「本の話」 鼎談書評 

 松山巌さんの書評集が西田書店からでて、それを見ていましたら、西田書店から、
さらに松山さんが参加した「本の話 鼎談書評」が刊行されたことを知りました。
 文藝春秋社「本の話」であれば、定期で講読していたと、バックナンバーを何冊
か取り出してきたのですが、連載されていた「鼎談書評」については、ほとんど
記憶は残っておりませんでした。
 「本の話」は、けっこう興味深いものがたくさんあって、そっちに眼を奪われて
いたのでありましょう。
 それで改めて「鼎談書評」のいくつかを見ることになりです。
 鼎談するのは井上ひさしさん、井田真木子さん、松山巌さんの三人で、その回ご
とにうちの一人が三冊の本を用意して、それについて話をしていくことになります。
 手もとにあって松山さんが用意した三冊です。
 六回目(1995年12月号)となりますが、ここでは「道を極める人たち」ということ
で、次の三冊があがっています。

ロッパの悲食記 (ちくま文庫)

ロッパの悲食記 (ちくま文庫)

脱獄者たち―管理社会への挑戦

脱獄者たち―管理社会への挑戦

 いずれも、この年の新刊でありました。
 この三冊の鼎談で、うまくかみ合っていて面白いと思ったのは、矢野誠一さんの
芸人について書いた本を語り合ったもの。
 松山さんは、芸人の話が好きでよく読むが、この本は酒と博奕と芸といったものに
賭けた人たちの面白さが描かれていますと切り出しますと、これを井上さんが「時間
をかけて書かれていますね。

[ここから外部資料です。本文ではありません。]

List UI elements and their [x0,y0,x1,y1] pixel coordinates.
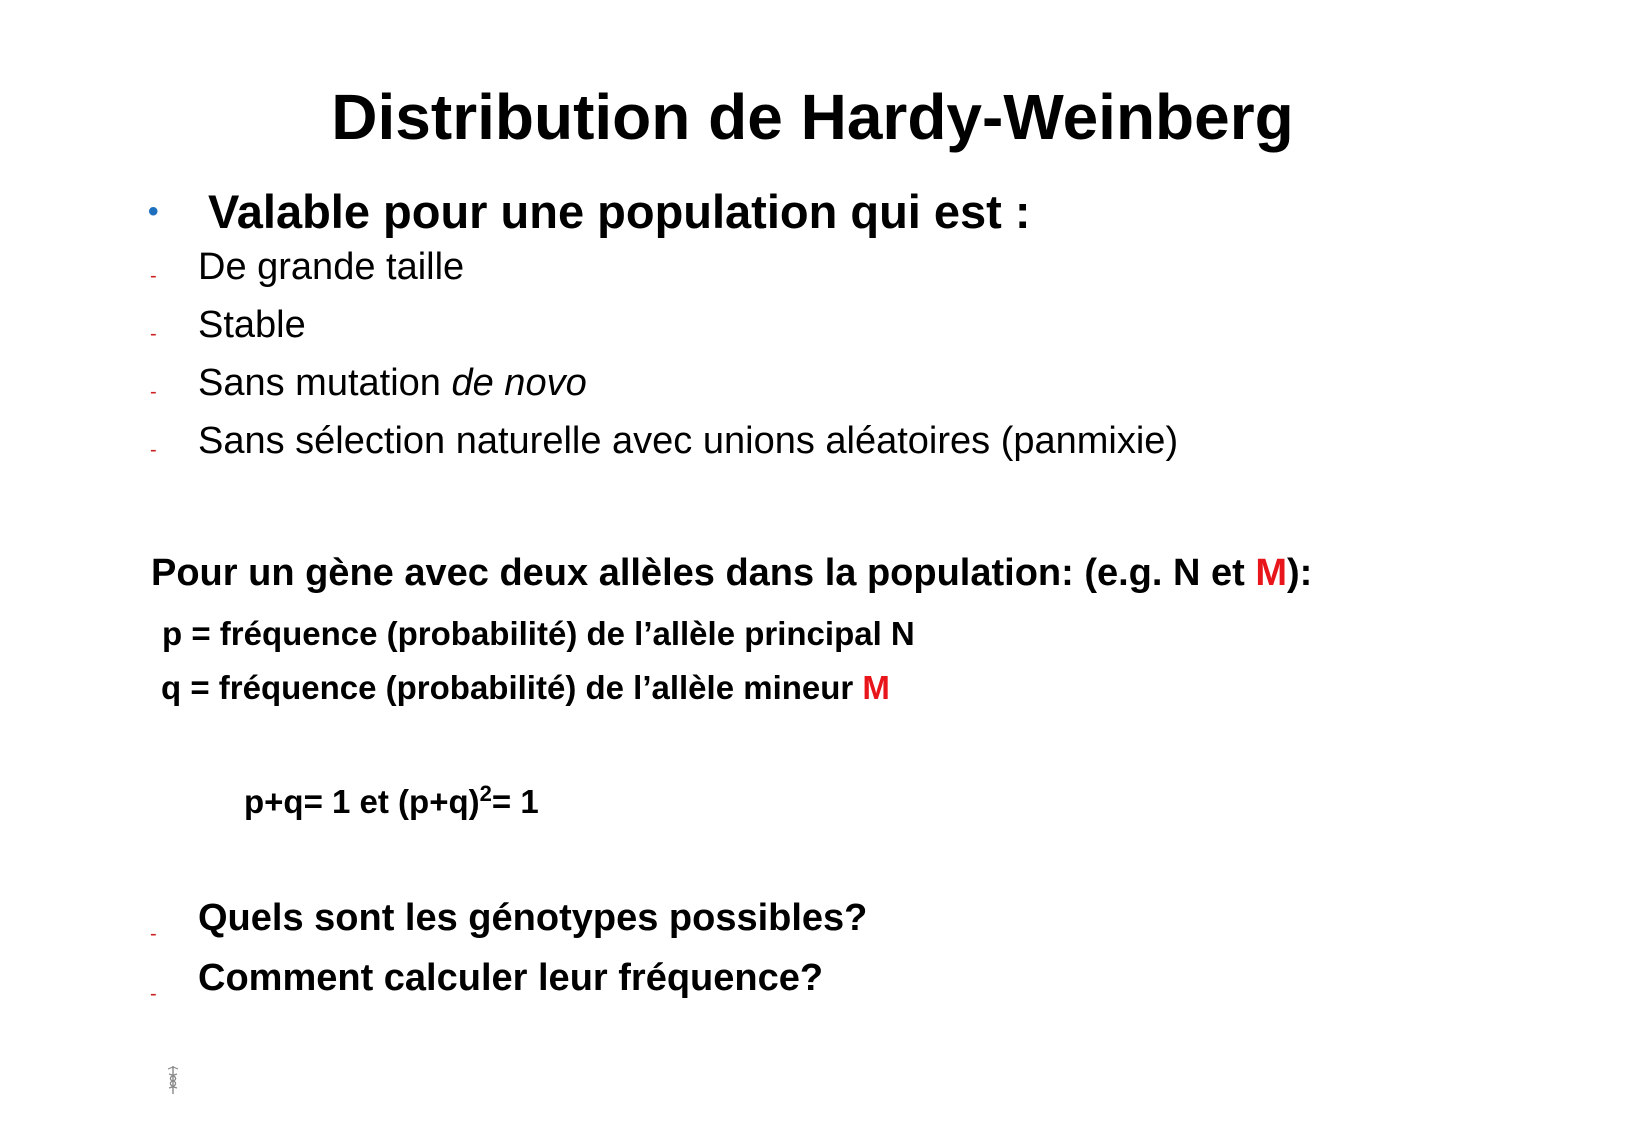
definition-q [161,668,890,708]
condition-italic-text: de novo [451,362,587,404]
condition-item: Stable [198,304,306,346]
bullet-dot-icon: • [148,195,159,228]
question-item: Comment calculer leur fréquence? [198,957,824,999]
definition-p [162,614,915,654]
dash-marker: - [150,983,157,1005]
dash-marker: - [150,923,157,945]
allele-m-highlight: M [862,669,890,706]
slide-title: Distribution de Hardy-Weinberg [331,81,1294,153]
question-item: Quels sont les génotypes possibles? [198,897,868,939]
allele-m-highlight: M [1255,552,1288,594]
caduceus-icon [165,1065,181,1095]
formula-part-1: p+q= 1 et (p+q) [244,783,480,820]
dash-marker: - [150,265,157,287]
condition-text: Sans mutation [198,362,452,404]
condition-item: De grande taille [198,246,465,288]
formula-exponent: 2 [479,781,492,806]
hardy-weinberg-formula [244,780,539,824]
alleles-paragraph [151,550,1312,596]
condition-item [198,360,587,406]
dash-marker: - [150,439,157,461]
definition-text: q = fréquence (probabilité) de l’allèle mineur [161,669,863,706]
paragraph-text: Pour un gène avec deux allèles dans la population: (e.g. N et [151,552,1256,594]
dash-marker: - [150,323,157,345]
definition-text: p = fréquence (probabilité) de l’allèle principal N [162,615,915,652]
dash-marker: - [150,381,157,403]
paragraph-text-end: ): [1287,552,1313,594]
main-bullet-text: Valable pour une population qui est : [208,185,1031,238]
formula-part-2: = 1 [491,783,539,820]
condition-item: Sans sélection naturelle avec unions aléatoires (panmixie) [198,420,1179,462]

」と受けます。
 井上さんは、若い頃に「てんぷくトリオ」のコントを五百本近くも書いていますし、
浅草の「フランス座」で働いていたのですから、この芸人の世界は熟知しています。
 となると、井田さんは、どのような視点でからんでくるかでありますね。そう思っ
ていましたら、次のように発言です。
「私が生まれた家のすぐ近くに、芸人さんたちだけのアパートがありまして、うちだ
け商売じゃなかったものですから、他のうちのお父さんは皆夜働きに行くのに、なぜ
うちだけ昼間働きに行くんだろうって思っていたんですが、それで芸人さんの日常生
活を間近でみて育ったんですが、芸人さんってほとんど笑いませんね。」
 芸人さんたちだけのアパートといえば、なんとなく下町にあるちょっと古い木造の
建物を思い浮かべてしまいます。芸人さんたちは売れっ子になったら、もっといいと
ころに引っ越ししたいと思っているのかな。
 井田さんが、すぐ近くにといっているのですから、彼女もそのような風景のなかで
暮らしていたということですね。
 この井田さんの発言に、井上さんがすぐに反応して返します。
喜劇俳優が舞台から下りたとき真面目でないと、舞台と普段の自分の差が分からな
いから」、普段の芸人さんは、あまり笑わないのが大切と言うのでした。
 この鼎談の最年長と年少のお二人が亡くなって、松山さんが残っているのですが、
松山さんが健在のおかげで、鼎談してから20年も経過して、本となることになりです。